Dido : Girl Who Got Away review

ADELE and Emeli Sandé. Great though they may be, you just can’t escape them – they’re everywhere.

And that’s something which brings a smile to the lips of Dido Florian Cloud de Bounevialle O’Malley Armstrong – Dido to you and me.

She’s been there, done it, got the t-shirt. A British songbird who was huge in the States, thanks to Eminem sampling her on megahit Stan.

But at the height of transatlantic fame Dido quit to have a baby and start a family. She took a five-year break which finally ends tomorrow.

Girl Who Got Away, an album that will make her headline news again, was written with the help of her son Stanley BEFORE he was born.

“I recorded a lot of the album while pregnant and I loved having a little mate kicking when I was singing,” she reveals. “There’s nothing nicer than singing and having a little dancing friend inside.

“Certain songs he really wriggled around for, and certain songs he wouldn’t – it was quite a good test of what should go on the record. He’s my biggest critic!”

Now 41, Brit Award winner Dido has shifted some 29 million albums but can walk down the road unrecognised, and shops in the supermarket.

“I love it that we have so many new women singers in Britain – Emeli Sandé, Adele...,” she says. “There are so many amazing singers coming out of this country and I feel proud to be any part of that.

“But there’s nothing better for me than the life I’ve got now. I do music in quite a quiet way. I get to be with my family, with this thing on the side that is exceptional and is amazing.”

They are two words that could describe Dido’s return, with a setlist which delights in wrongfooting expectation at every turn.

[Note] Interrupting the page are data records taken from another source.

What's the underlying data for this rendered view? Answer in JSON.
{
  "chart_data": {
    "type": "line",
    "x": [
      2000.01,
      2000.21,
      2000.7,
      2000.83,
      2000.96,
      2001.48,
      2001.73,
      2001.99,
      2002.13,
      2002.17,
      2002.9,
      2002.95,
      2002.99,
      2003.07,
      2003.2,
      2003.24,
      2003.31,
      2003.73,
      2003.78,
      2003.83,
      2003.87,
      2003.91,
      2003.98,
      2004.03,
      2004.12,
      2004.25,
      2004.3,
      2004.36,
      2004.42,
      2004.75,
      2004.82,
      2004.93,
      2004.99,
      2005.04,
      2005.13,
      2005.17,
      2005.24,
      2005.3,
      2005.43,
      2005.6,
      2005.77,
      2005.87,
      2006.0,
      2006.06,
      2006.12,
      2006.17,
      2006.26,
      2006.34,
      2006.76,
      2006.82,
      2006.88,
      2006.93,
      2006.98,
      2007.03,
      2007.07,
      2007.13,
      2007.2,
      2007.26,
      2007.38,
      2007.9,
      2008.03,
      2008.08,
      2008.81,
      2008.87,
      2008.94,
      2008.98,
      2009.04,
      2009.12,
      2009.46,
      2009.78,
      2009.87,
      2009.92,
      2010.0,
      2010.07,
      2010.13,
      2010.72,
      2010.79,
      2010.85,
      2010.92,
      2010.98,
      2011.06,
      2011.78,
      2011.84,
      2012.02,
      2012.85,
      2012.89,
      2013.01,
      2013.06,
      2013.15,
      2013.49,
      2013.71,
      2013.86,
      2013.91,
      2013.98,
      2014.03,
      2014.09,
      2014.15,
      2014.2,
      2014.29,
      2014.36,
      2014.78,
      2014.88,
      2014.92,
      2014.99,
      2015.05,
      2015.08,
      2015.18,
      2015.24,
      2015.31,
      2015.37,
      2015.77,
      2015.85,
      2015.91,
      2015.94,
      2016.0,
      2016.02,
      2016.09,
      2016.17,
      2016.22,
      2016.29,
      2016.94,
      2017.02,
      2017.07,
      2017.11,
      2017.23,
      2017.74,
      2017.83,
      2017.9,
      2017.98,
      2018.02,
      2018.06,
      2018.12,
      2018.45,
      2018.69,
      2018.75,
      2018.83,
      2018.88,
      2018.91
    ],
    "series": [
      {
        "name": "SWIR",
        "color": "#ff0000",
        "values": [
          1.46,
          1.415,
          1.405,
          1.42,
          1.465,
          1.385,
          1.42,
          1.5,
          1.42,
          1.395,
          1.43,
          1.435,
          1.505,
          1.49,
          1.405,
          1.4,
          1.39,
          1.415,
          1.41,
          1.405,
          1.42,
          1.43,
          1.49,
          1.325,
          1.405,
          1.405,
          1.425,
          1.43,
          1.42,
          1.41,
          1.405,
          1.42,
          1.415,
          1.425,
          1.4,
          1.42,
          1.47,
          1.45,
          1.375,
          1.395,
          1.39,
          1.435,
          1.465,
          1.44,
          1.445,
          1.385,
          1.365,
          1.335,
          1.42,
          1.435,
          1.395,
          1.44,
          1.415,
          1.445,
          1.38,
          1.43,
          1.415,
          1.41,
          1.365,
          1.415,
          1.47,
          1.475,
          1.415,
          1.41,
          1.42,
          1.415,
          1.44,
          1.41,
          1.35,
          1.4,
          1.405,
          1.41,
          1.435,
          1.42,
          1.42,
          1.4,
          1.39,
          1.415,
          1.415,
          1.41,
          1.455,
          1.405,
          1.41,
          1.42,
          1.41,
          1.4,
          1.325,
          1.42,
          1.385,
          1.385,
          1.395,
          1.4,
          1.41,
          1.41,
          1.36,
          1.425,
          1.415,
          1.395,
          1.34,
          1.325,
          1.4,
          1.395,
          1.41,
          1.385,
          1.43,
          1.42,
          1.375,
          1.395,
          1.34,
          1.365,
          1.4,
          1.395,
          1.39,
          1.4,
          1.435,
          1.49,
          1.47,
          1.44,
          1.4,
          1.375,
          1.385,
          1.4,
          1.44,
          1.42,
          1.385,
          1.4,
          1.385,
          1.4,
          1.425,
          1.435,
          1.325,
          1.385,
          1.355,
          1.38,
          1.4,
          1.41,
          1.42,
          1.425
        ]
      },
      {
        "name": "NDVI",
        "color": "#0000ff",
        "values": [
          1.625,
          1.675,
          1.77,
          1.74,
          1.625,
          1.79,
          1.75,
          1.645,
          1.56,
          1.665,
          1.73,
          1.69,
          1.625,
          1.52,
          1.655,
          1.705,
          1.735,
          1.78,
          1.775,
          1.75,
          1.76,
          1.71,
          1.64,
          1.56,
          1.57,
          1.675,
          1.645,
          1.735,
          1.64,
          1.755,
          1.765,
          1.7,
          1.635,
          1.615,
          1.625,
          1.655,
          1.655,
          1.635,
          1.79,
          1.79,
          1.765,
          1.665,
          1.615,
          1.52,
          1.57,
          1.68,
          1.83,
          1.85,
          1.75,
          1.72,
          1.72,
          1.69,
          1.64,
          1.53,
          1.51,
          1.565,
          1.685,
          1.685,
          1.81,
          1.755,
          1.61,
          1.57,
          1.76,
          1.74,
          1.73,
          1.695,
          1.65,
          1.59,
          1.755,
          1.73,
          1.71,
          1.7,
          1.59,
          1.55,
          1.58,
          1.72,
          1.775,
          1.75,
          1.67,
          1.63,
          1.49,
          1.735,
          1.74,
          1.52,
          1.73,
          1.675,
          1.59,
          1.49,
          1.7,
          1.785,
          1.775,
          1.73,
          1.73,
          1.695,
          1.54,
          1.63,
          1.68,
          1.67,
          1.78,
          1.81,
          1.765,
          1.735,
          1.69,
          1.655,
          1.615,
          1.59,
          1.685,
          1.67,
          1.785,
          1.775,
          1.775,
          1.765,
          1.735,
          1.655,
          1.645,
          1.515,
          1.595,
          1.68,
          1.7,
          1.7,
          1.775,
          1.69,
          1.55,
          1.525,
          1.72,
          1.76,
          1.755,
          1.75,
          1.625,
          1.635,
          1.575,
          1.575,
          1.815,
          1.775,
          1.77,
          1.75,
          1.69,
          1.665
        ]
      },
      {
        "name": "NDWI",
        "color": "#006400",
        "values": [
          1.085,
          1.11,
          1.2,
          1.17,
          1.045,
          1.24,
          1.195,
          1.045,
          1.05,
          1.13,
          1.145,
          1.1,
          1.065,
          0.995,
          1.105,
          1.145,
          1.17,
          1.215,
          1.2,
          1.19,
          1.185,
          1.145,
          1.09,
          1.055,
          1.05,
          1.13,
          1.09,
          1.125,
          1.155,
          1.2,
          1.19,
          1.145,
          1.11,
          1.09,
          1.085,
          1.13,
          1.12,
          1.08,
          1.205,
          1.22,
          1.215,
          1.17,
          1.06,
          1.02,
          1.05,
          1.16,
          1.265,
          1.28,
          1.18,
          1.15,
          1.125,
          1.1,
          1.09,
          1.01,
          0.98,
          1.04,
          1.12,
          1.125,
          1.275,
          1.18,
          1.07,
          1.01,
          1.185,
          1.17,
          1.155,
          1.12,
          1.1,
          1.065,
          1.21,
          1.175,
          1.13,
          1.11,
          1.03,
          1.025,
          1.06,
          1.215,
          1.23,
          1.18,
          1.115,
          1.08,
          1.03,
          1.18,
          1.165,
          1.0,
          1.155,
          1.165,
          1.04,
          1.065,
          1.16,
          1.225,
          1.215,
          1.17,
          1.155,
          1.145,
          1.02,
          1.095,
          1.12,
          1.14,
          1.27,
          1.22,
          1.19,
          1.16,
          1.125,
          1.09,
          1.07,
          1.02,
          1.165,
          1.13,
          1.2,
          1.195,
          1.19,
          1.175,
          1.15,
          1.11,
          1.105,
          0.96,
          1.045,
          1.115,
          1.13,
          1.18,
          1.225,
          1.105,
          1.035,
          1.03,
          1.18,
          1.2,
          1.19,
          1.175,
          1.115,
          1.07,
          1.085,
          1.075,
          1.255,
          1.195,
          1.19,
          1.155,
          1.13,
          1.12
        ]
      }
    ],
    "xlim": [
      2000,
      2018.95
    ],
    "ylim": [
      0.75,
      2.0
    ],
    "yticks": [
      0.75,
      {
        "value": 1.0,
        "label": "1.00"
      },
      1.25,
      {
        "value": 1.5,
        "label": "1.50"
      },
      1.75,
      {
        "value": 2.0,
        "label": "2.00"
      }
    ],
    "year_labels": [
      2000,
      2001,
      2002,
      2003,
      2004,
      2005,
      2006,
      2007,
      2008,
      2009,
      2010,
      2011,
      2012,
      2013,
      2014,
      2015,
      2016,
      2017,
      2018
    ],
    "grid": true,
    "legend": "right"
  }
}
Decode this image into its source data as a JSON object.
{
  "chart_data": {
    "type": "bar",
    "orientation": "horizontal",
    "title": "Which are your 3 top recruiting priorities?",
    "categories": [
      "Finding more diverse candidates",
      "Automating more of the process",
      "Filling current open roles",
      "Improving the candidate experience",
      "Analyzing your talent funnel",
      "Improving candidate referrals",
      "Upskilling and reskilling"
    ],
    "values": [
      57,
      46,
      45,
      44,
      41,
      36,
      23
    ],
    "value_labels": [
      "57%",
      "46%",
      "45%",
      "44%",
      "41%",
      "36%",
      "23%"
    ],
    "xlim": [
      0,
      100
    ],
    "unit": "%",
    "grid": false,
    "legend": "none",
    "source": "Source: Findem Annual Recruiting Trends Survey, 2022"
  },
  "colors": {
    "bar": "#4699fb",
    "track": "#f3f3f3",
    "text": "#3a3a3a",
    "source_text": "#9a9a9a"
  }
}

Blackbird, a chirpy song which recalls Suzanne Vega hallmark Tom’s Diner turns out to be the dark story of a man walking out on his family.

End Of Night is an anti-love song, and both the title track and Sitting On The Roof Of The World have the melancholy feel of a Sarah McLachlan lament.

Let Us Move On, on the other hand, revisits that Stan success with rapper Kendrick Lamar as contrast to the song’s soft hook.

And Lennonesque No Freedom is an anthem that has already been taken up by Syrian rebels.

Dido has a new claim to fame. She’s the girl who came back.